Rilo Kiley’s latest CD shacks up with other excellent breakup albums

Rilo Kiley indie-pop breaking up With Nick Freitas. 7 p.m. Monday, May 26, at House of Blues, 308 Euclid Avenue, $22.50, $29.50, 216-523-2583.
Rilo Kiley: "Just take the damn picture already."
Rilo Kiley: "Just take the damn picture already."

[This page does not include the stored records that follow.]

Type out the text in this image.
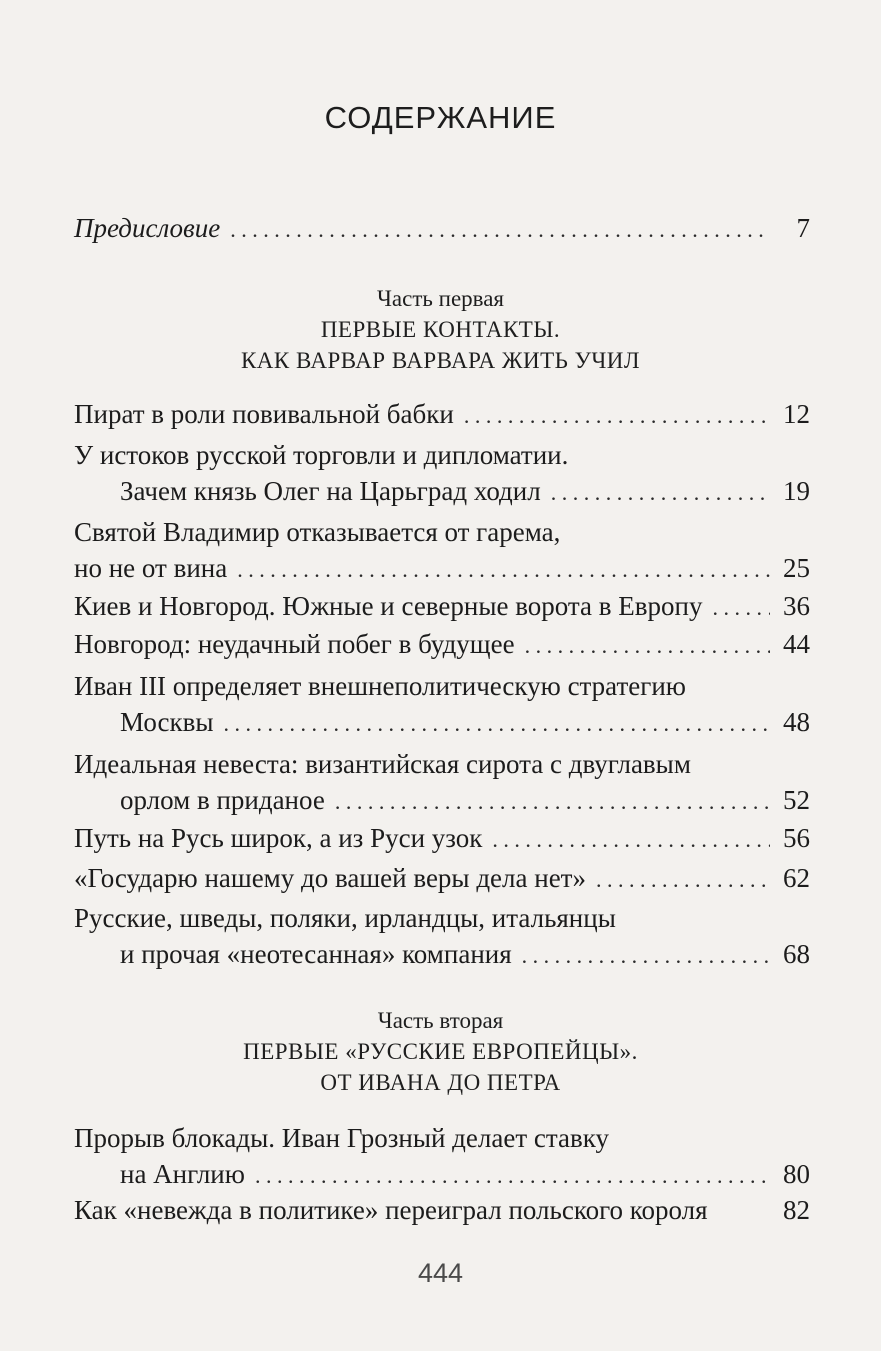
СОДЕРЖАНИЕ
Предисловие . . .	7
Часть первая
ПЕРВЫЕ КОНТАКТЫ.
КАК ВАРВАР ВАРВАРА ЖИТЬ УЧИЛ
Пират в роли повивальной бабки . . .	12
У истоков русской торговли и дипломатии.
Зачем князь Олег на Царьград ходил . . .	19
Святой Владимир отказывается от гарема,
но не от вина . . .	25
Киев и Новгород. Южные и северные ворота в Европу . . .	36
Новгород: неудачный побег в будущее . . .	44
Иван III определяет внешнеполитическую стратегию
Москвы . . .	48
Идеальная невеста: византийская сирота с двуглавым
орлом в приданое . . .	52
Путь на Русь широк, а из Руси узок . . .	56
«Государю нашему до вашей веры дела нет» . . .	62
Русские, шведы, поляки, ирландцы, итальянцы
и прочая «неотесанная» компания . . .	68
Часть вторая
ПЕРВЫЕ «РУССКИЕ ЕВРОПЕЙЦЫ».
ОТ ИВАНА ДО ПЕТРА
Прорыв блокады. Иван Грозный делает ставку
на Англию . . .	80
Как «невежда в политике» переиграл польского короля	82
444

On last year's Under the Blacklight, Rilo Kiley's Jenny Lewis and Blake Sennett celebrated the end of their relationship. The one-time couple called it quits before recording the indie-pop band's fourth album, which documents the breakup in songs like "Silver Lining" and, um, "Breakin' Up" ("Ooh, it feels good to be free," sings Lewis). It's sorta like Fleetwood Mac's Rumours — with all the L.A. sparkle, but none of the Hefty bags of coke. To prep you for Rilo Kiley's show this week, we offer the best breakup albums ever made.

Bob Dylan
Blood on the Tracks
The Lovebirds: By 1974, Dylan's nine-year marriage to Sara Lownds had pretty much crumbled. Dylan wrote the bulk of the record while separated from his one-time muse (who was the inspiration behind Blonde on Blonde's "Sad Eyed Lady of the Lowlands"). Except for a couple of cuts that sound like they were influenced by the singer-songwriter's role in Pat Garrett & Billy the Kid, the album chronicles the end of an often-turbulent relationship.

The Kiss-Off: "Idiot wind, blowing every time you move your mouth/Blowing down the back roads headin' south/Idiot wind, blowing every time you move your teeth/You're an idiot, babe/It's a wonder that you still know how to breathe." From the better-believe-I'm-bitter "Idiot Wind."

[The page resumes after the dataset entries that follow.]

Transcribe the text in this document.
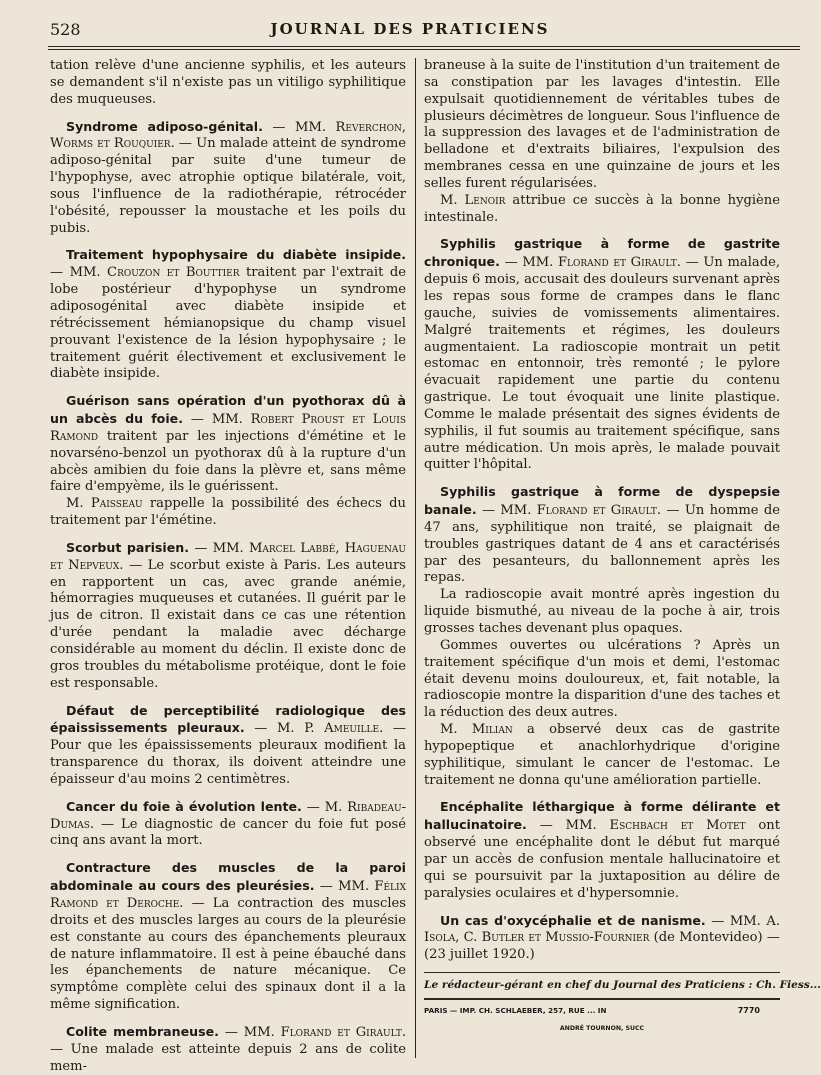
528	JOURNAL DES PRATICIENS

tation relève d'une ancienne syphilis, et les auteurs se demandent s'il n'existe pas un vitiligo syphilitique des muqueuses.

Syndrome adiposo-génital. — MM. Reverchon, Worms et Rouquier. — Un malade atteint de syndrome adiposo-génital par suite d'une tumeur de l'hypophyse, avec atrophie optique bilatérale, voit, sous l'influence de la radiothérapie, rétrocéder l'obésité, repousser la moustache et les poils du pubis.

Traitement hypophysaire du diabète insipide. — MM. Crouzon et Bouttier traitent par l'extrait de lobe postérieur d'hypophyse un syndrome adiposogénital avec diabète insipide et rétrécissement hémianopsique du champ visuel prouvant l'existence de la lésion hypophysaire ; le traitement guérit électivement et exclusivement le diabète insipide.

Guérison sans opération d'un pyothorax dû à un abcès du foie. — MM. Robert Proust et Louis Ramond traitent par les injections d'émétine et le novarséno-benzol un pyothorax dû à la rupture d'un abcès amibien du foie dans la plèvre et, sans même faire d'empyème, ils le guérissent.

M. Paisseau rappelle la possibilité des échecs du traitement par l'émétine.

Scorbut parisien. — MM. Marcel Labbé, Haguenau et Nepveux. — Le scorbut existe à Paris. Les auteurs en rapportent un cas, avec grande anémie, hémorragies muqueuses et cutanées. Il guérit par le jus de citron. Il existait dans ce cas une rétention d'urée pendant la maladie avec décharge considérable au moment du déclin. Il existe donc de gros troubles du métabolisme protéique, dont le foie est responsable.

Défaut de perceptibilité radiologique des épaississements pleuraux. — M. P. Ameuille. — Pour que les épaississements pleuraux modifient la transparence du thorax, ils doivent atteindre une épaisseur d'au moins 2 centimètres.

Cancer du foie à évolution lente. — M. Ribadeau-Dumas. — Le diagnostic de cancer du foie fut posé cinq ans avant la mort.

Contracture des muscles de la paroi abdominale au cours des pleurésies. — MM. Félix Ramond et Deroche. — La contraction des muscles droits et des muscles larges au cours de la pleurésie est constante au cours des épanchements pleuraux de nature inflammatoire. Il est à peine ébauché dans les épanchements de nature mécanique. Ce symptôme complète celui des spinaux dont il a la même signification.

Colite membraneuse. — MM. Florand et Girault. — Une malade est atteinte depuis 2 ans de colite mem-

braneuse à la suite de l'institution d'un traitement de sa constipation par les lavages d'intestin. Elle expulsait quotidiennement de véritables tubes de plusieurs décimètres de longueur. Sous l'influence de la suppression des lavages et de l'administration de belladone et d'extraits biliaires, l'expulsion des membranes cessa en une quinzaine de jours et les selles furent régularisées.

M. Lenoir attribue ce succès à la bonne hygiène intestinale.

Syphilis gastrique à forme de gastrite chronique. — MM. Florand et Girault. — Un malade, depuis 6 mois, accusait des douleurs survenant après les repas sous forme de crampes dans le flanc gauche, suivies de vomissements alimentaires. Malgré traitements et régimes, les douleurs augmentaient. La radioscopie montrait un petit estomac en entonnoir, très remonté ; le pylore évacuait rapidement une partie du contenu gastrique. Le tout évoquait une linite plastique. Comme le malade présentait des signes évidents de syphilis, il fut soumis au traitement spécifique, sans autre médication. Un mois après, le malade pouvait quitter l'hôpital.

Syphilis gastrique à forme de dyspepsie banale. — MM. Florand et Girault. — Un homme de 47 ans, syphilitique non traité, se plaignait de troubles gastriques datant de 4 ans et caractérisés par des pesanteurs, du ballonnement après les repas.

La radioscopie avait montré après ingestion du liquide bismuthé, au niveau de la poche à air, trois grosses taches devenant plus opaques.

Gommes ouvertes ou ulcérations ? Après un traitement spécifique d'un mois et demi, l'estomac était devenu moins douloureux, et, fait notable, la radioscopie montre la disparition d'une des taches et la réduction des deux autres.

M. Milian a observé deux cas de gastrite hypopeptique et anachlorhydrique d'origine syphilitique, simulant le cancer de l'estomac. Le traitement ne donna qu'une amélioration partielle.

Encéphalite léthargique à forme délirante et hallucinatoire. — MM. Eschbach et Motet ont observé une encéphalite dont le début fut marqué par un accès de confusion mentale hallucinatoire et qui se poursuivit par la juxtaposition au délire de paralysies oculaires et d'hypersomnie.

Un cas d'oxycéphalie et de nanisme. — MM. A. Isola, C. Butler et Mussio-Fournier (de Montevideo) — (23 juillet 1920.)

Le rédacteur-gérant en chef du Journal des Praticiens : Ch. Fiess...
PARIS — IMP. CH. SCHLAEBER, 257, RUE ... IN	7770
ANDRÉ TOURNON, SUCC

The Aftermath: The pair divorces in 1977. Meanwhile, Dylan takes the disastrous Rolling Thunder Revue on the road, finds God, and spends the better part of the next 20 years sinking under the weight of one shitty album after another.

Fleetwood Mac
Rumours
The Lovebirds: You need a detailed flowchart to tie together all the elements here. Main songwriters Lindsey Buckingham and Stevie Nicks broke up; so did John and Christine McVie — she was having an affair with one of the band's road crew. Plus, drummer Mick Fleetwood was separated from his wife. Rumours and its chart-topping singles — "Go Your Own Way," "Dreams," "You Make Loving Fun," etc. — are all about those cracked relationships.

The Kiss-Off: "Damn your love, damn your lies/And if you don't love me now, you will never love me again." From the group-written centerpiece "The Chain."

The Aftermath: The 1977 album sells a gazillion copies, Mick Fleetwood begins an affair with a rebounding Nicks, and Buckingham holes himself up in the studio to work on the brilliant but flawed Tusk. Meanwhile, everyone does tons of coke and acts like nothing's changed.

Marvin Gaye
Here, My Dear
The Lovebirds: The legendary soul singer met Anna Gordy — the 38-year-old sister of his Motown boss, Berry Gordy — in 1960, when he was only 21. By 1975, the Gayes' decade-long marriage was falling apart because of Marvin's tendency to screw women by the van-load. Anna filed for divorce. Marvin, strapped with various palimony payments and a nasty drug habit, had no money. But his attorneys figured out a way for the R&B star to pay his ex-wife: Anna would receive half the royalties from his next album. So Marvin got to work on his most deliberately uncommercial record — an angry, vengeful piece, filled with eight-minute free-falling epics about the end of his marriage.

The Kiss-Off: "I guess I'd have to say this album is dedicated to you/Although perhaps you may not be happy, this is what you want/So I conceded/I hope it makes you happy." From the opening you-want-an-album?-here's-your-fucking-album title tune.

The Aftermath: Unsurprisingly, nobody buys the record. Critics hate it too. Motown pulls the plug on promotion, and Gaye goes into exile. Anna even considers suing her ex. A quarter-century later, Here, My Dear morphs into an uncompromising classic.

Bruce Springsteen
Tunnel of Love
The Lovebirds: After 1984's Born in the U.S.A., Springsteen was the biggest rock star on the planet. He sold out stadiums, dominated the charts, and dated hot actresses — like Julianne Phillips, who was in a bunch of TV movies nobody ever heard of. They married in 1985, but by 1987, the working-class Springsteen realized just how little in common he had with his Hollywood wife. Tunnel of Love is all about self-doubt and the failing marriage.

The Kiss-Off: "It's the same thing night on night/Who's wrong, baby, who's right/Another fight, and I slam the door on another battle in our dirty little war/When I look at myself I don't see the man I wanted to be/Somewhere along the line I slipped off track/I'm caught moving one step up and two steps back." From "One Step Up," in which the married Bruce catches the eye of some girl at a bar and promptly hides his wedding ring.

The Aftermath: The couple divorces in 1989, Springsteen hooks up with a nice Italian girl, Patti Scialfa, has three kids, and resumes writing songs about blue-collar folks looking for the promised land on their day off.

Richard & Linda Thompson
Shoot Out the Lights
The Lovebirds: A year after Richard Thompson left British folk-rock icons Fairport Convention, he married singer Linda Peters. They made six albums together between 1973 and 1982; Shoot Out the Lights, symbolically, was their last. A pregnant Linda couldn't immediately promote the record, so Richard went out on the road alone — and quickly hooked up with the woman who put together his tour. The album was written and recorded by Richard and Linda as their marriage was disintegrating, as songs like "Don't Renege on Our Love," "Walking on a Wire," and "A Man in Need" make pretty clear.

The Kiss-Off: "They found some fingerprints right around her throat/They didn't find no killer, and they didn't find no note." From the murdered-woman tale "Did She Jump or Was She Pushed?" Yes, it's a metaphor.

The Aftermath: The Thompsons divorce soon after Shoot Out the Lights comes out. It's a huge critical hit, so the barely speaking Thompsons hit the road together. The tour doesn't go too well. Richard and Linda then spend the rest of their lives talking about the bitch and the bastard who inspired their best songs.